With uncertainty around the Reserve Bank of Australia (RBA) rate path, we continue to look for opportunities to add floating rate notes to the retail product offering. This month two opportunities presented, with the likes of an IAG 2032 call Tier 2 floating rate note and also the Liberty 2030 senior unsecured floating rate note. Of which we added the latter to the portfolio. With the 3-month Bank Bill Swap Rate (BBSW) increasing with views of a higher cash rate, this will flow through to higher coupons on floating rate notes, providing an improved cash flow.

Here we provide an update on the Sample Retail Portfolio for the month of April.
Retail Sample Portfolio
The Sample Retail Portfolio is a balanced portfolio, designed to offer an appropriate level of risk with return. Overall, it remains more skewed towards preserving capital rather than chasing yield.
The portfolio is expected to yield around 5.92%* to maturity for the month, with 15 bonds and has approximately AUD207k invested.

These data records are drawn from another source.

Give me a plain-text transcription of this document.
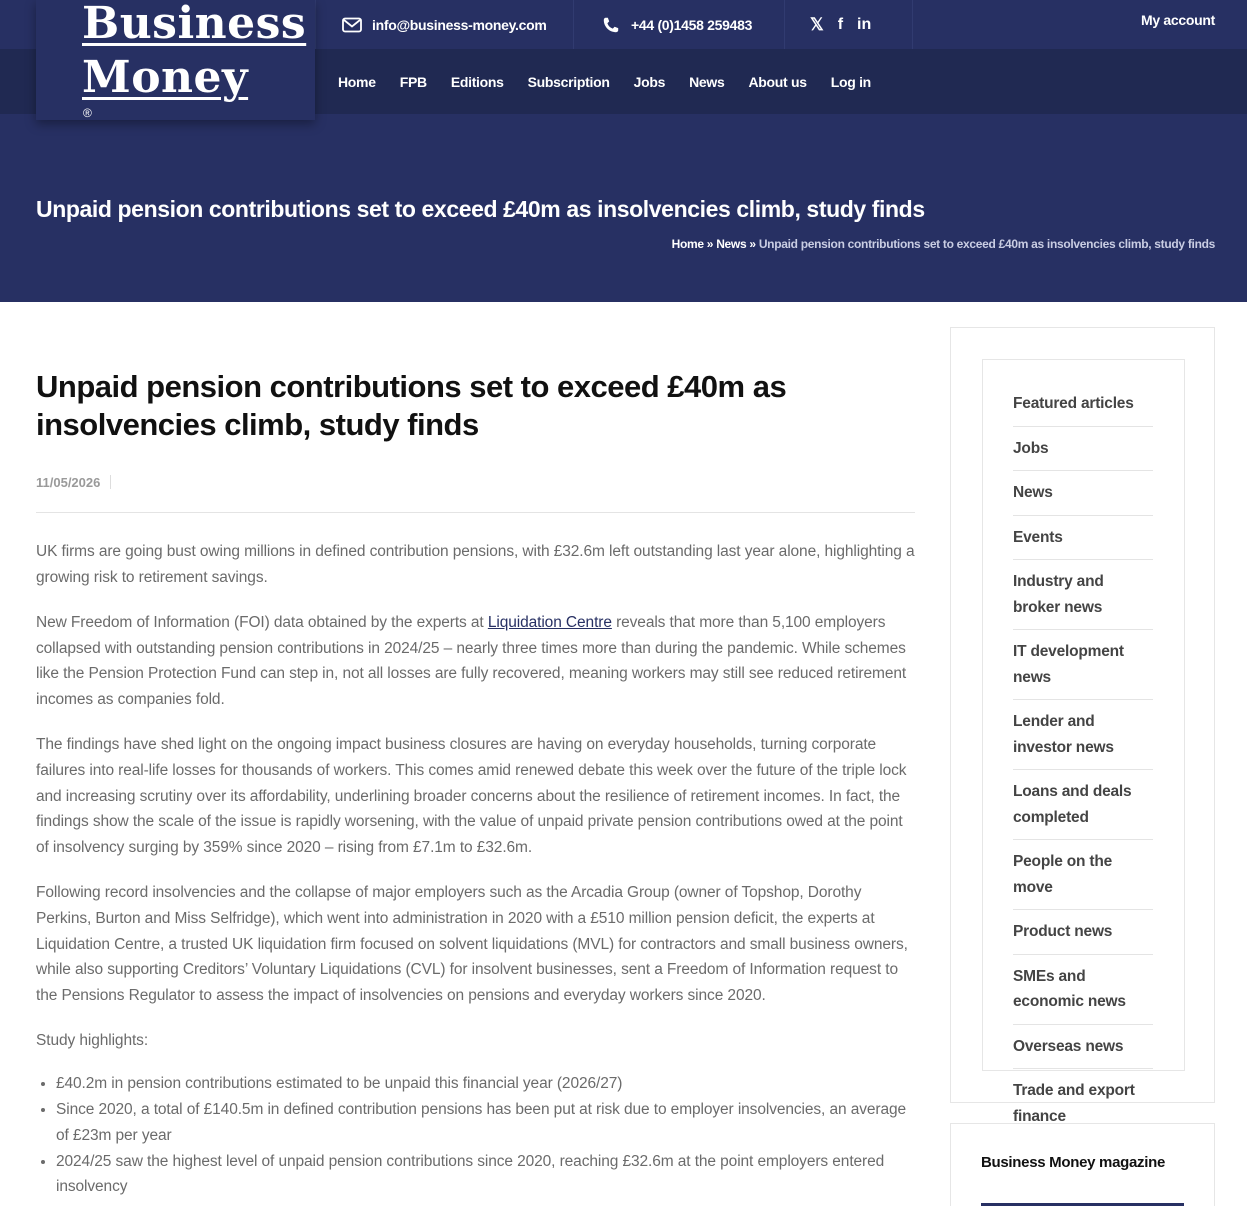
Business
Money
®
info@business-money.com	+44 (0)1458 259483	𝕏 f in	My account
Home FPB Editions Subscription Jobs News About us Log in
Unpaid pension contributions set to exceed £40m as insolvencies climb, study finds
Home » News » Unpaid pension contributions set to exceed £40m as insolvencies climb, study finds
Unpaid pension contributions set to exceed £40m as insolvencies climb, study finds
11/05/2026

UK firms are going bust owing millions in defined contribution pensions, with £32.6m left outstanding last year alone, highlighting a growing risk to retirement savings.

New Freedom of Information (FOI) data obtained by the experts at Liquidation Centre reveals that more than 5,100 employers collapsed with outstanding pension contributions in 2024/25 – nearly three times more than during the pandemic. While schemes like the Pension Protection Fund can step in, not all losses are fully recovered, meaning workers may still see reduced retirement incomes as companies fold.

The findings have shed light on the ongoing impact business closures are having on everyday households, turning corporate failures into real-life losses for thousands of workers. This comes amid renewed debate this week over the future of the triple lock and increasing scrutiny over its affordability, underlining broader concerns about the resilience of retirement incomes. In fact, the findings show the scale of the issue is rapidly worsening, with the value of unpaid private pension contributions owed at the point of insolvency surging by 359% since 2020 – rising from £7.1m to £32.6m.

Following record insolvencies and the collapse of major employers such as the Arcadia Group (owner of Topshop, Dorothy Perkins, Burton and Miss Selfridge), which went into administration in 2020 with a £510 million pension deficit, the experts at Liquidation Centre, a trusted UK liquidation firm focused on solvent liquidations (MVL) for contractors and small business owners, while also supporting Creditors’ Voluntary Liquidations (CVL) for insolvent businesses, sent a Freedom of Information request to the Pensions Regulator to assess the impact of insolvencies on pensions and everyday workers since 2020.

Study highlights:

• £40.2m in pension contributions estimated to be unpaid this financial year (2026/27)
• Since 2020, a total of £140.5m in defined contribution pensions has been put at risk due to employer insolvencies, an average of £23m per year
• 2024/25 saw the highest level of unpaid pension contributions since 2020, reaching £32.6m at the point employers entered insolvency
Featured articles
Jobs
News
Events
Industry and broker news
IT development news
Lender and investor news
Loans and deals completed
People on the move
Product news
SMEs and economic news
Overseas news
Trade and export finance
Business Money magazine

With the current backdrop, we’re favouring good diversification across the portfolio to ensure we’re positioned no matter the market conditions. With the potential for further yield moves higher and additional rate hikes beyond what is already priced in, we’ve been looking to add floating rate opportunities. The new Liberty Financial, which has a larger margin compared to some existing investment grade floating rate notes in the retail space, pays a coupon of 2.05% over the 3month BBSW. Its current coupon is set at 5.854%, providing a higher income stream.
To make room for the addition of this bond, we exited the Transurban 2031 fixed rate bond, which paid a 3.25% coupon. Allowing us to reweight the portfolio to a floating rate exposure, which reduced the duration and improved the running yield.
The Sample Retail Portfolio, along with the full list of retail available bonds, can be found on the FIIG Website here. Factsheets are also available via MyFIIG.
*Please note the indicative yield shown is the expected yield to the assumed maturity/call dates of
the bonds included in the portfolio, based on swaps rates at the time of writing.